Teniendo en cuenta las dificultades que plantea la estrategia de la transparencia, el debate ha girado en los últimos años hacia otra categoría: se trataría de diseñar una inteligencia artificial explicable. Organizaciones e instituciones públicas deberían explicar los procesos y las decisiones de los algoritmos de un modo que sea comprensible por los humanos que los emplean o son afectados por ellos. Seguramente no se pueden aplicar a las decisiones de los sistemas los mismos criterios que valen para las decisiones humanas, pero sí que cabe situar a los sistemas inteligentes en el espacio deliberativo en el que se sopesan decisiones y argumentos.
Esta supervisión de los sistemas inteligentes sobrepasa la capacidad de la gente corriente, está al alcance en principio de los expertos, pero incluso los especialistas tienen grandes dificultades de comprender ciertas decisiones. Los programas cuyas decisiones se apoyan en enormes cantidades de datos son de una gran complejidad. Los seres humanos individuales se encuentran sobrecargados a la hora de comprender en detalle el proceso de la toma de decisiones. Únicamente personas expertas están en condiciones de entender la lógica de los códigos y los algoritmos, con lo que cualquier operación de hacerlos más transparentes tiene efectos asimétricos, no posibilita una accesibilidad universal.
A este respecto, el artículo 22 de la regulación europea sobre protección de datos introduce un “derecho a explicación” muy poco realista. Ese derecho reconoce a los individuos la capacidad de exigir una explicación acerca de cómo fue tomada una decisión plenamente automatizada que les afecte. Pero el problema fundamental cuando hablamos de inteligibilidad es que la tarea de auditar los algoritmos o explicar las decisiones automáticas ha de concebirse como una tarea colectiva, no como un mero derecho individual, en muchas ocasiones de difícil realización. La idea de un consentimiento informado procede más bien del derecho privado que de la gobernanza de los bienes comunes, de una libertad negativa (en el sentido en el que la formulaba Isaiah Berlin), no desde una perspectiva relacional, social y política.
No basta con privatizar la transparencia y dejar en manos de la ciudadanía el control sobre los sistemas inteligentes –un control que apenas pueden llevar a cabo– y renunciar así a la regulación pública.

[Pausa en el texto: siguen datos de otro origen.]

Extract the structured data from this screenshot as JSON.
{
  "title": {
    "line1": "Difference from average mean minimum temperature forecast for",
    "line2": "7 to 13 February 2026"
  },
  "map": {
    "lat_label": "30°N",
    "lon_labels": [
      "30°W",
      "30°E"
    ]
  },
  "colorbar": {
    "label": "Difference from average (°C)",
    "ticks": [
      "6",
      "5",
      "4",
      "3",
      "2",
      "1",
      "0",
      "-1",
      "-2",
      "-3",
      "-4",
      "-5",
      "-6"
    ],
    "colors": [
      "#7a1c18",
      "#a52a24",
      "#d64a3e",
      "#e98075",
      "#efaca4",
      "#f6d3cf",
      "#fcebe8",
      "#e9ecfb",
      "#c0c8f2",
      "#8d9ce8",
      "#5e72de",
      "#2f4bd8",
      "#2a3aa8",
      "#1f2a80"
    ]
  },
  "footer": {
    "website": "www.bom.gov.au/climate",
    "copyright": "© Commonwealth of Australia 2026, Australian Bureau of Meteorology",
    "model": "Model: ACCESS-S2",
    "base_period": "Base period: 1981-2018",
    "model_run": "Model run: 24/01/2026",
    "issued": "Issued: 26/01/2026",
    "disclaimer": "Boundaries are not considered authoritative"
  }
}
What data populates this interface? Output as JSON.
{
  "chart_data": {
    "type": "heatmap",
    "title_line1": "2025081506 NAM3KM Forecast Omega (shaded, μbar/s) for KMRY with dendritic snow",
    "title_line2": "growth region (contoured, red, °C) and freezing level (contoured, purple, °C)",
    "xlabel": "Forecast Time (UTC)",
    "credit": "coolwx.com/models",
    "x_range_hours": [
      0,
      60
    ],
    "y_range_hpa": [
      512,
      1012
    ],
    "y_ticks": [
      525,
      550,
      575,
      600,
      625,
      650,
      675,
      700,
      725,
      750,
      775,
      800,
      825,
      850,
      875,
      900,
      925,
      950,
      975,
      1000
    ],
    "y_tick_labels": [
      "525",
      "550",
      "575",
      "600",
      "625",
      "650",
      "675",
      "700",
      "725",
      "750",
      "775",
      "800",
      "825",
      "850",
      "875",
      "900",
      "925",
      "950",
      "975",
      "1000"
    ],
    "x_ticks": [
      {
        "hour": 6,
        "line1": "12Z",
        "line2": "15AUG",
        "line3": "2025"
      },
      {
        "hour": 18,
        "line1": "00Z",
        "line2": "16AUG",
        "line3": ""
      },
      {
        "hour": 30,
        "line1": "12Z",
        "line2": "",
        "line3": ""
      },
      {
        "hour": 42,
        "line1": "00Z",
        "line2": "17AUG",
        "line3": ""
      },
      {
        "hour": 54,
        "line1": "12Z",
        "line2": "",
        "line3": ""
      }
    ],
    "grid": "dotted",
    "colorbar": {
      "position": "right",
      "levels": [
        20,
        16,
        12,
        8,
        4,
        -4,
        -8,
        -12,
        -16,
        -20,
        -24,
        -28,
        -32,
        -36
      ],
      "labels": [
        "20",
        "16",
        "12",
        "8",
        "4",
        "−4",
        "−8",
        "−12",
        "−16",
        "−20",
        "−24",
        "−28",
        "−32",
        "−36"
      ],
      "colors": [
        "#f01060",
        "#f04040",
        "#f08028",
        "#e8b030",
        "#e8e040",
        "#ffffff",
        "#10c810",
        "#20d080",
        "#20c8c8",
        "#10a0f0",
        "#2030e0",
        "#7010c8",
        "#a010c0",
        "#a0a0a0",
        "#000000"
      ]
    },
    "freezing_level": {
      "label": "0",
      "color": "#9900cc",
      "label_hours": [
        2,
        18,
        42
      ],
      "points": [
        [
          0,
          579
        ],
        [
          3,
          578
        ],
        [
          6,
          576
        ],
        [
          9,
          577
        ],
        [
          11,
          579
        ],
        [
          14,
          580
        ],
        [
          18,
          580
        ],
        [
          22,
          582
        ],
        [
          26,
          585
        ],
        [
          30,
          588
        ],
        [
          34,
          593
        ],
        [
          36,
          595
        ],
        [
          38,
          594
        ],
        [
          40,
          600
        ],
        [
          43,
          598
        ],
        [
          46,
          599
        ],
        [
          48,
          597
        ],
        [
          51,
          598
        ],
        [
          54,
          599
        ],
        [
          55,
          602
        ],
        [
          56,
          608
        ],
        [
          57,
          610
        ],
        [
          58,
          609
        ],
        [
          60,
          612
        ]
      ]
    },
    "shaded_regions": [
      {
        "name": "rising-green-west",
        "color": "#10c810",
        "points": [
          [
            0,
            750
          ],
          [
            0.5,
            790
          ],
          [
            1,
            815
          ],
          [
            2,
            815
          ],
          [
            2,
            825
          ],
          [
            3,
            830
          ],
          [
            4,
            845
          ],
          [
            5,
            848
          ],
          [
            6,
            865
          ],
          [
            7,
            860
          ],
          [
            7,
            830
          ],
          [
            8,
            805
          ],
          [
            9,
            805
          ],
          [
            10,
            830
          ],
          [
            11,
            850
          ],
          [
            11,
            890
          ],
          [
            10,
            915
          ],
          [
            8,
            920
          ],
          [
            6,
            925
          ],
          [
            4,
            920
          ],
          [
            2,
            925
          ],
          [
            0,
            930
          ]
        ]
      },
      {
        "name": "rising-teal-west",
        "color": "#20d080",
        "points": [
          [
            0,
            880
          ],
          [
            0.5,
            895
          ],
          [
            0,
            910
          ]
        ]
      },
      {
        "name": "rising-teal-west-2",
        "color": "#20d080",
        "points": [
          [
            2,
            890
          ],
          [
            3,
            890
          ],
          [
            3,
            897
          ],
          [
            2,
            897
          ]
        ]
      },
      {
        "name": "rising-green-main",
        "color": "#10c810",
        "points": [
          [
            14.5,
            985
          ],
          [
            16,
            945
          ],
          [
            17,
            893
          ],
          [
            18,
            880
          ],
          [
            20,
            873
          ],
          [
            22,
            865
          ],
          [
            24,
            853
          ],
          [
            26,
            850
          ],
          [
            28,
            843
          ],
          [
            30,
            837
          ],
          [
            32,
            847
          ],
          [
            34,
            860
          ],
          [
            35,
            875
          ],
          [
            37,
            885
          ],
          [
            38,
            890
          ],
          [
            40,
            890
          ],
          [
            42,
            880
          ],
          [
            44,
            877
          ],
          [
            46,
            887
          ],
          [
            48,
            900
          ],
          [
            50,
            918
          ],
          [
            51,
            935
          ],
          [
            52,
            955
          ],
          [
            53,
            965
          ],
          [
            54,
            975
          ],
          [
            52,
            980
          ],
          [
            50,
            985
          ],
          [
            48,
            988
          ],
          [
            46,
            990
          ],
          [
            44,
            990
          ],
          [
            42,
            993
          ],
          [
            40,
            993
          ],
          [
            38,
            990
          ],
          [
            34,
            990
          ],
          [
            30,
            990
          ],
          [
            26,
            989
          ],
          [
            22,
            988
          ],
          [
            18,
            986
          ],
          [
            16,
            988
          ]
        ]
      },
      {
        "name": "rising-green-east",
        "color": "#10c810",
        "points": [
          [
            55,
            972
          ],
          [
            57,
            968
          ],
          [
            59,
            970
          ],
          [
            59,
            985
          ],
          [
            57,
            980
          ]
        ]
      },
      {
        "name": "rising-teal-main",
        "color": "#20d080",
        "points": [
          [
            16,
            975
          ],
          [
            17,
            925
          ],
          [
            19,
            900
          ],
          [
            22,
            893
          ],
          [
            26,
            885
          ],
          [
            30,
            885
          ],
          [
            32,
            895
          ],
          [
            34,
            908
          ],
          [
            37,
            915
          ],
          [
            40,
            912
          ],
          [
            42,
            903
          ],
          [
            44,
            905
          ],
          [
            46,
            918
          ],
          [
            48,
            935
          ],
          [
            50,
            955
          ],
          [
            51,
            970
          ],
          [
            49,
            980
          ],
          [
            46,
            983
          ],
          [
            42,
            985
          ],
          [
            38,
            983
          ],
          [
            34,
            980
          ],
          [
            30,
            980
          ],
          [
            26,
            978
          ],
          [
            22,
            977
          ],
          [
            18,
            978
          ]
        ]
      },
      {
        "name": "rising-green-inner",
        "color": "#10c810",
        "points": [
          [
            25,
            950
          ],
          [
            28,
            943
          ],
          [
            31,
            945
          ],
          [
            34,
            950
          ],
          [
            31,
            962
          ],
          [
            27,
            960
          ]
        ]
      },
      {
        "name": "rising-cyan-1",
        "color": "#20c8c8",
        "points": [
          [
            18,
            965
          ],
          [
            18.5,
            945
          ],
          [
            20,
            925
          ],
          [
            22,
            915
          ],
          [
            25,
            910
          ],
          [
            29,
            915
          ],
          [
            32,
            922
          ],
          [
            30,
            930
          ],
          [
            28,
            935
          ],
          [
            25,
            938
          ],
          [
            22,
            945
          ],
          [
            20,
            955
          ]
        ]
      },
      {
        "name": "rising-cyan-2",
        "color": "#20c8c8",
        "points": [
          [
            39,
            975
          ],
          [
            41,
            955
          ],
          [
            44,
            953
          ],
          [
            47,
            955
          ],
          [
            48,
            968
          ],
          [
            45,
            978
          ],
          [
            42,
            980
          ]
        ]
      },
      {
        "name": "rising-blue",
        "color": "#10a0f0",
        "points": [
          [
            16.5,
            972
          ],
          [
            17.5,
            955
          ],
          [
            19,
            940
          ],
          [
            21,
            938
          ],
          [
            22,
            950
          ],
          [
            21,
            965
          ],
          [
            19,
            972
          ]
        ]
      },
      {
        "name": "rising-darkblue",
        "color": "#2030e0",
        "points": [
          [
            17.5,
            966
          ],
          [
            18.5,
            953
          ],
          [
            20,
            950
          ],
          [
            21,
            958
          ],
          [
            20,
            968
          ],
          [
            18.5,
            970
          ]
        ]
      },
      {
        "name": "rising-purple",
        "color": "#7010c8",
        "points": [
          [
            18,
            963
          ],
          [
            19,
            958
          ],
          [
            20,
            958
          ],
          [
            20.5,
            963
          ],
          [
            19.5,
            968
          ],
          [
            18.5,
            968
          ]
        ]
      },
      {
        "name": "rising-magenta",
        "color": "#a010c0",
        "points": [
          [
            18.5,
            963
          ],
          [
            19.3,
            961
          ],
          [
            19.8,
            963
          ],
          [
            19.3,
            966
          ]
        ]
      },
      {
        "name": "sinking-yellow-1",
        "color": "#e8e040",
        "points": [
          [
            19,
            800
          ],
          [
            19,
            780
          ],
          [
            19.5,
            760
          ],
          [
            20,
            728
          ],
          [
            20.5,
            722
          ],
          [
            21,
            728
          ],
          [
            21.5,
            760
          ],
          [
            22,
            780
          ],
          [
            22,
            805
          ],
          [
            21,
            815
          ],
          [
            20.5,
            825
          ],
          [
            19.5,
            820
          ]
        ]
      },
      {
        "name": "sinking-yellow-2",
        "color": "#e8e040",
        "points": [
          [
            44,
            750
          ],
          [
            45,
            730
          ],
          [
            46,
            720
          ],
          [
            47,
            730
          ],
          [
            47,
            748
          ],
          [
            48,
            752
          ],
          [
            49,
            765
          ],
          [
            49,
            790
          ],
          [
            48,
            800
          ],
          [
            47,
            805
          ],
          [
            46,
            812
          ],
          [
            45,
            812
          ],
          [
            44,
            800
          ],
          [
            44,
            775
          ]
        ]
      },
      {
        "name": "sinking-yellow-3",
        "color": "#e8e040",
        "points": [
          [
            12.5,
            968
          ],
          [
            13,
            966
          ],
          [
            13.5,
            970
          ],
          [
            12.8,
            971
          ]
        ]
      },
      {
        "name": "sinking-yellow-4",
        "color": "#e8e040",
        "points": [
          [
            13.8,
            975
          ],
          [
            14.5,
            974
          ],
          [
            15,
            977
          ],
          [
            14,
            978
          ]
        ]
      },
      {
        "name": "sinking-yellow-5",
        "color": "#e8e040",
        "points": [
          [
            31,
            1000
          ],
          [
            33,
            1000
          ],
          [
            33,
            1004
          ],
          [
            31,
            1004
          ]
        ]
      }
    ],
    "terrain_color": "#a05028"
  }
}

Los sujetos individuales sólo podemos gestionar las corrientes masivas de datos en una medida limitada. No podríamos decidir en torno a datos y decisiones posibles más que si nos son filtradas hasta unas dimensiones que nos resulten manejables. En vez de tomar como punto de partida a un usuario independiente, las prácticas de la trasparencia sólo tienen sentido en un contexto social, como señales de una disposición a rendir cuentas y generar confianza.